Thousands of Spain's "indignant" protesters reoccupied Madrid's main square a day after riot police swooped down on demonstrators who rallied at the interior ministry to protest its closure.
Police stood by late Friday as the demonstrators entered the Puerta del Sol square, the symbol of their movement against the government's handling of Spain's economic crisis.
"This square belongs to the people. We have much to celebrate today. We won this battle," a spokesman for the movement said through a megaphone to applause and cheers.
The protesters set up a huge banner at the entrance to the square that read "Welcome Dignity" and sat on the ground to hold a "popular assembly" to discuss future protest action.
At least 20 people were injured when riot police late Thursday charged demonstrators who had gathered outside the ministry after trying unsuccessfully to gain access to Puerta del Sol square for the third straight day.

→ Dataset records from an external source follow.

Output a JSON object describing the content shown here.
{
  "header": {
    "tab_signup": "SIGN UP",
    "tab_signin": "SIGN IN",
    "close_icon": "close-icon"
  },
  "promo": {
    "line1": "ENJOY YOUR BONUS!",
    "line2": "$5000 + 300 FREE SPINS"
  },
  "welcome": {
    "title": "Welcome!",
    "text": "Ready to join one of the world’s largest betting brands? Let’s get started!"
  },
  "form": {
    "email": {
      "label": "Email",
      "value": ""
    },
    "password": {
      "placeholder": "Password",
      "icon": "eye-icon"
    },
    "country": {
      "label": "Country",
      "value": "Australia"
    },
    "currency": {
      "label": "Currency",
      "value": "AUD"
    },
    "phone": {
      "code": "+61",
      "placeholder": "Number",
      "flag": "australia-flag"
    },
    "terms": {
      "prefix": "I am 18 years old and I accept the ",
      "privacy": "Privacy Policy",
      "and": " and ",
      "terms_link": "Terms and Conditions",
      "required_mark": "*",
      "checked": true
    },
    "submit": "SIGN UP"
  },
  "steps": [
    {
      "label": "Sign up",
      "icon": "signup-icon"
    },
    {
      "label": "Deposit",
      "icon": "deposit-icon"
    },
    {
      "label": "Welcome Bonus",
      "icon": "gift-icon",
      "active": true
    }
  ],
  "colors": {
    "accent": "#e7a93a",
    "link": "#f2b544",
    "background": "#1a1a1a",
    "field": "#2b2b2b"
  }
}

Seven of the injured were policemen. It was the most serious incident since the "indignant" movement began in mid-May in the square against Spain's economic crisis, soaring unemployment and political corruption.
Television images showed several protesters with blood on their faces being surrounded by police or being loaded into ambulances.
The protesters, many wearing orange stickers that read "Very Fragile", chanted "Shame! Shame! Shame!" as they passed the interior ministry, protected by more than 50 riot police who stood side by side outside the entrance.
Oriol, a 33-year-old whose arm was broken during the police charge on Thursday, tried to give a white carnation to the head of the riot police.
The policeman refused to accept the flower but shook hands with the protester after a brief chat.
"I asked them to be more respectful of the protesters. My goal was to show that it does not matter if they hit us, we are not afraid. I think this movement deserves the people's support," he told AFP, refusing to provide his last name.
"I had my back to the police and they struck me three times, once in my arm. The riot police hit everyone, women, old people."
The police say they were forced to intervene after some protesters tried to climb the ministry's fence to hang a sign. The demonstrators say there was no violence on their part.
Police cleared dozens of "indignant" protesters who were camped at an wooden information stand in the Puerta del Sol square in a dawn operation Tuesday that resulted in no injuries or arrests.
Since then members of the movement have staged daily demonstrations where they try to gain access to the square were blocked by rows of riot police.
Many of the protestors linked the police action to clear the square to Pope Benedict XVI's plans to visit Madrid between August 18-21 to attend the Roman Catholic Church's World Youth Day celebrations.
"This square does not belong to the pope," and "Less crucifixes and more jobs" were among the signs on display at the march in Madrid.
The "indignant" movement began when thousands of people set up camp in the Puerta del Sol square ahead of May 22 municipal elections to protest what they see as government's bowing to financial markets and ignoring the needs of ordinary people.
The vast ramshackle protest "˜village' was dismantled on June 12 but members of the nationwide 15-M movement, have since staged regular protests.